La solution de la Cour clarifie le régime juridique applicable à une situation quotidienne en la rattachant aux concepts fondamentaux du droit judiciaire européen, ce qui impose d’examiner la qualification retenue de la matière civile et commerciale. Cette qualification ouvre ensuite la voie à une analyse précise de la compétence spéciale fondée sur la nature de la prestation.
I. La qualification de la redevance de stationnement en matière civile et commerciale
Pour inclure le litige dans le champ d’application du règlement n° 1215/2012, la Cour a d’abord dû écarter l’idée que l’action en recouvrement relevait de l’exercice de la puissance publique. Elle a ensuite pu positivement constater l’existence d’un rapport de droit privé entre les parties.

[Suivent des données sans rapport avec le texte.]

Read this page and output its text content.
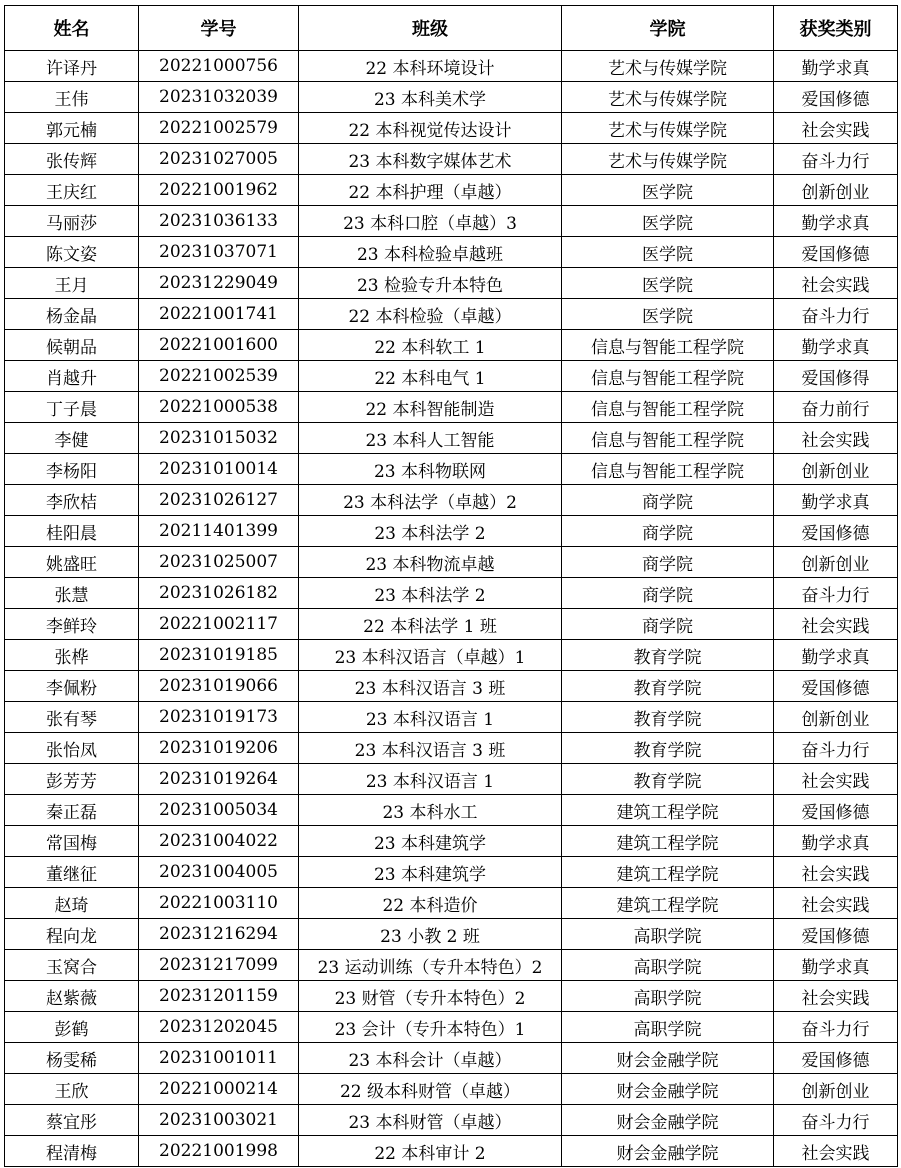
姓名	学号	班级	学院	获奖类别
许译丹	20221000756	22 本科环境设计	艺术与传媒学院	勤学求真
王伟	20231032039	23 本科美术学	艺术与传媒学院	爱国修德
郭元楠	20221002579	22 本科视觉传达设计	艺术与传媒学院	社会实践
张传辉	20231027005	23 本科数字媒体艺术	艺术与传媒学院	奋斗力行
王庆红	20221001962	22 本科护理（卓越）	医学院	创新创业
马丽莎	20231036133	23 本科口腔（卓越）3	医学院	勤学求真
陈文姿	20231037071	23 本科检验卓越班	医学院	爱国修德
王月	20231229049	23 检验专升本特色	医学院	社会实践
杨金晶	20221001741	22 本科检验（卓越）	医学院	奋斗力行
候朝品	20221001600	22 本科软工 1	信息与智能工程学院	勤学求真
肖越升	20221002539	22 本科电气 1	信息与智能工程学院	爱国修得
丁子晨	20221000538	22 本科智能制造	信息与智能工程学院	奋力前行
李健	20231015032	23 本科人工智能	信息与智能工程学院	社会实践
李杨阳	20231010014	23 本科物联网	信息与智能工程学院	创新创业
李欣桔	20231026127	23 本科法学（卓越）2	商学院	勤学求真
桂阳晨	20211401399	23 本科法学 2	商学院	爱国修德
姚盛旺	20231025007	23 本科物流卓越	商学院	创新创业
张慧	20231026182	23 本科法学 2	商学院	奋斗力行
李鲜玲	20221002117	22 本科法学 1 班	商学院	社会实践
张桦	20231019185	23 本科汉语言（卓越）1	教育学院	勤学求真
李佩粉	20231019066	23 本科汉语言 3 班	教育学院	爱国修德
张有琴	20231019173	23 本科汉语言 1	教育学院	创新创业
张怡凤	20231019206	23 本科汉语言 3 班	教育学院	奋斗力行
彭芳芳	20231019264	23 本科汉语言 1	教育学院	社会实践
秦正磊	20231005034	23 本科水工	建筑工程学院	爱国修德
常国梅	20231004022	23 本科建筑学	建筑工程学院	勤学求真
董继征	20231004005	23 本科建筑学	建筑工程学院	社会实践
赵琦	20221003110	22 本科造价	建筑工程学院	社会实践
程向龙	20231216294	23 小教 2 班	高职学院	爱国修德
玉窝合	20231217099	23 运动训练（专升本特色）2	高职学院	勤学求真
赵紫薇	20231201159	23 财管（专升本特色）2	高职学院	社会实践
彭鹤	20231202045	23 会计（专升本特色）1	高职学院	奋斗力行
杨雯稀	20231001011	23 本科会计（卓越）	财会金融学院	爱国修德
王欣	20221000214	22 级本科财管（卓越）	财会金融学院	创新创业
蔡宜彤	20231003021	23 本科财管（卓越）	财会金融学院	奋斗力行
程清梅	20221001998	22 本科审计 2	财会金融学院	社会实践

A. Le rejet du caractère exorbitant de la créance
La Cour rappelle que la notion de « matière civile et commerciale » est une notion autonome du droit de l’Union, qui exclut les litiges où l’une des parties agit dans l’exercice de la puissance publique. Le critère déterminant réside dans la mise en œuvre de « pouvoirs exorbitants par rapport aux règles applicables dans les relations entre les particuliers ». En l’espèce, le simple fait que la gestion du stationnement public soit une prérogative municipale déléguée à une société commerciale ne suffit pas à caractériser un tel exercice. La Cour observe que le recouvrement de la créance n’est pas assimilable à une sanction administrative ou pénale pour une infraction routière. La société gestionnaire ne dispose pas du pouvoir d’émettre elle-même un titre exécutoire par dérogation au droit commun ; elle doit, en cas de non-paiement, engager une procédure selon les règles de droit privé. Le mécanisme de recouvrement ne témoigne donc pas de l’usage de prérogatives de puissance publique.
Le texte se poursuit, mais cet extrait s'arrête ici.